“This is not at all bad. You do get your share of the good gifts of this world while I spend most of my time standing in the rain waiting to gather up the crumbs you scatter. Here I traveled from New Orleans to New York, thinking of course I should find you there. Imagine my predicament. All I had went to the pawn-shops, and I just managed to scrape through.”

This was said with an aggrieved air as though the fault was hers. “Now, what can you do for me?” he continued; “I want money. I think my dress bears out the statement—” And he took a disgusted survey of himself in a small mirror hanging above the chimneypiece.

On her deathbed, at the close of a very foolish life, Mrs. Ballard had wrung from her daughter the promise that she would never abandon her brother, and Margaret, who was the victim of sentimentality where her mother's last wish was concerned, had carried it out blindly without stopping to consider its injustice. The profligate brother now spread out his hands behind his back to catch the heat from the fire, and ensconced himself contentedly on the hearth-rug.
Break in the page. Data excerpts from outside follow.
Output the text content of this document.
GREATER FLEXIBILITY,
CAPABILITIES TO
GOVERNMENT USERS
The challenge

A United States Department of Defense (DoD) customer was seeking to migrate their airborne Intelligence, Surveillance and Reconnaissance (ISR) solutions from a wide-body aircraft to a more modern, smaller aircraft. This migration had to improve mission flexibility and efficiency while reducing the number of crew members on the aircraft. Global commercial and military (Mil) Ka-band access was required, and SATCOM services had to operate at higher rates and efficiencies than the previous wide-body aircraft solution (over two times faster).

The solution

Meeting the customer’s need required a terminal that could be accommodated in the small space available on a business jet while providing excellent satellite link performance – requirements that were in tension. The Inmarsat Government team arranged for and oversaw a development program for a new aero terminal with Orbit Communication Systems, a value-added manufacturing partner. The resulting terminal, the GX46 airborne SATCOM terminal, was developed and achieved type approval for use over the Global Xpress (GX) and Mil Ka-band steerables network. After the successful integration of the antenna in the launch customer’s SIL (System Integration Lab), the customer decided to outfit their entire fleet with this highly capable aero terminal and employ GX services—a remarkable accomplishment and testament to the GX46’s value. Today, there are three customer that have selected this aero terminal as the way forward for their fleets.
As his sister had vouchsafed him no response he returned to the charge. “I don't wish to force my needs upon you,” he said. “You must know it's hard for a man of my age to get down on his knees for the money to keep himself going.” Margaret raised her eyes to his, and stared at him, silent and miserable for a moment.
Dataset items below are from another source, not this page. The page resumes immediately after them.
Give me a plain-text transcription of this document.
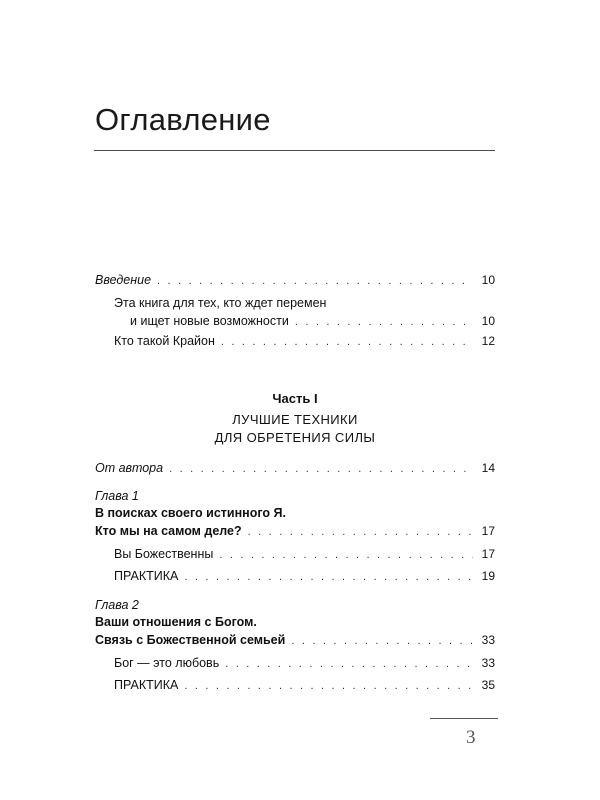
Оглавление
Введение . . .	10
Эта книга для тех, кто ждет перемен
и ищет новые возможности . . .	10
Кто такой Крайон . . .	12
Часть I
ЛУЧШИЕ ТЕХНИКИ
ДЛЯ ОБРЕТЕНИЯ СИЛЫ
От автора . . .	14
Глава 1
В поисках своего истинного Я.
Кто мы на самом деле? . . .	17
Вы Божественны . . .	17
ПРАКТИКА . . .	19
Глава 2
Ваши отношения с Богом.
Связь с Божественной семьей . . .	33
Бог — это любовь . . .	33
ПРАКТИКА . . .	35
3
“Well?” Geoff asked impatiently, “what are you going to do for me—what may I count on?”

“When I saw you in New York, I told you distinctly what you were to expect, Geoff.”
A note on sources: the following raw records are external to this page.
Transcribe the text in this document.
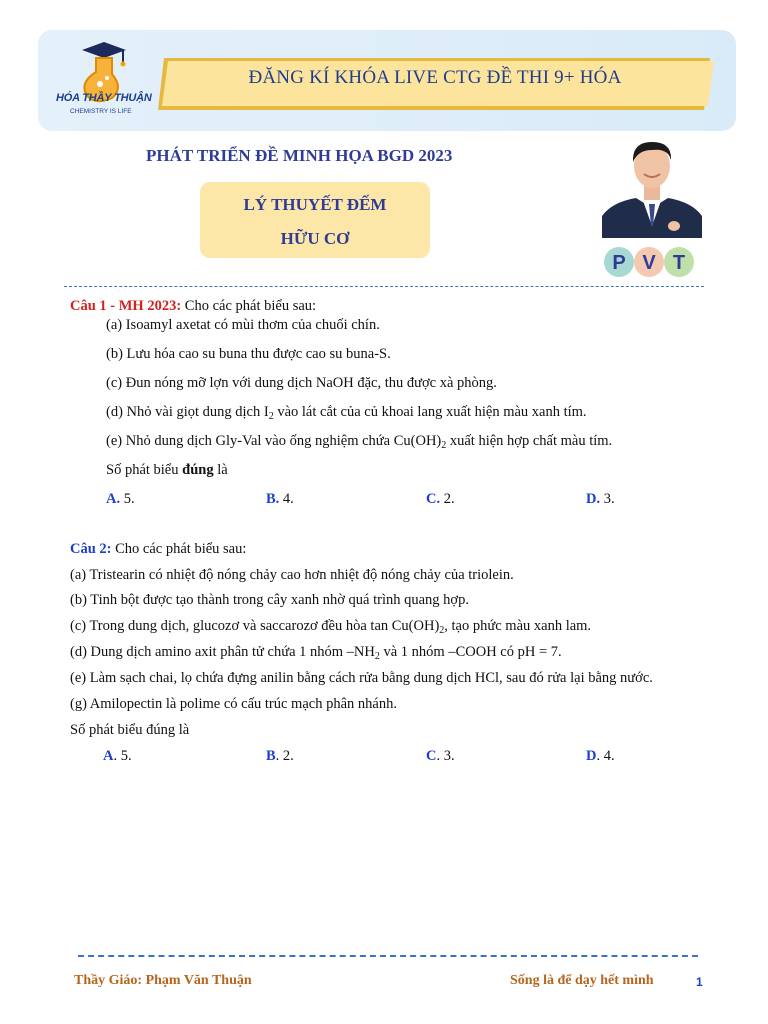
HÓA THẦY THUẬN
CHEMISTRY IS LIFE
ĐĂNG KÍ KHÓA LIVE CTG ĐỀ THI 9+ HÓA
PHÁT TRIỂN ĐỀ MINH HỌA BGD 2023
LÝ THUYẾT ĐẾM
HỮU CƠ
P V T
Câu 1 - MH 2023: Cho các phát biểu sau:
(a) Isoamyl axetat có mùi thơm của chuối chín.
(b) Lưu hóa cao su buna thu được cao su buna-S.
(c) Đun nóng mỡ lợn với dung dịch NaOH đặc, thu được xà phòng.
(d) Nhỏ vài giọt dung dịch $I_2$ vào lát cắt của củ khoai lang xuất hiện màu xanh tím.
(e) Nhỏ dung dịch Gly-Val vào ống nghiệm chứa $Cu(OH)_2$ xuất hiện hợp chất màu tím.
Số phát biểu đúng là
A. 5.	B. 4.	C. 2.	D. 3.
Câu 2: Cho các phát biểu sau:
(a) Tristearin có nhiệt độ nóng chảy cao hơn nhiệt độ nóng chảy của triolein.
(b) Tinh bột được tạo thành trong cây xanh nhờ quá trình quang hợp.
(c) Trong dung dịch, glucozơ và saccarozơ đều hòa $\tan Cu(OH)_2$, tạo phức màu xanh lam.
(d) Dung dịch amino axit phân tử chứa 1 nhóm $-NH_2$ và 1 nhóm –COOH có pH = 7.
(e) Làm sạch chai, lọ chứa đựng anilin bằng cách rửa bằng dung dịch HCl, sau đó rửa lại bằng nước.
(g) Amilopectin là polime có cấu trúc mạch phân nhánh.
Số phát biểu đúng là
A. 5.	B. 2.	C. 3.	D. 4.
Thầy Giáo: Phạm Văn Thuận	Sống là để dạy hết mình	1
Her tone while not unkind was positive. Gentle as she was and tender in all her dealings and judgments, a show of firmness had to be maintained in her relationship with this spendthrift, and too, she felt as bitter a sense of injury as her forgiving nature could harbor for the wreck he had made of her girlhood. She added almost hesitatingly:

“I—I am so sorry you have followed me here.” To him this seemed to denote such outrageous treachery that he was really hurt—and showed it. She went to his side, and placing an arm caressingly about his neck, said, “Forgive me, Geoff. I did not mean quite that, but I have been so happy here. If you could only be as I am then you would like it too, but you know you are so restless. That is what I meant.”

He shook off her arm rudely. “I understand, this sort of thing is useless—I'm not deceived.” She looked at him pityingly. How mistaken he was in every impulse and ideal.

“I have not tried to deceive you, Geoff. Why should I attempt to? But it is so sad that we should waste our lives, when there are such possibilities within us if we would only consent to make the most of them. We have both lived so untrue to what is best.”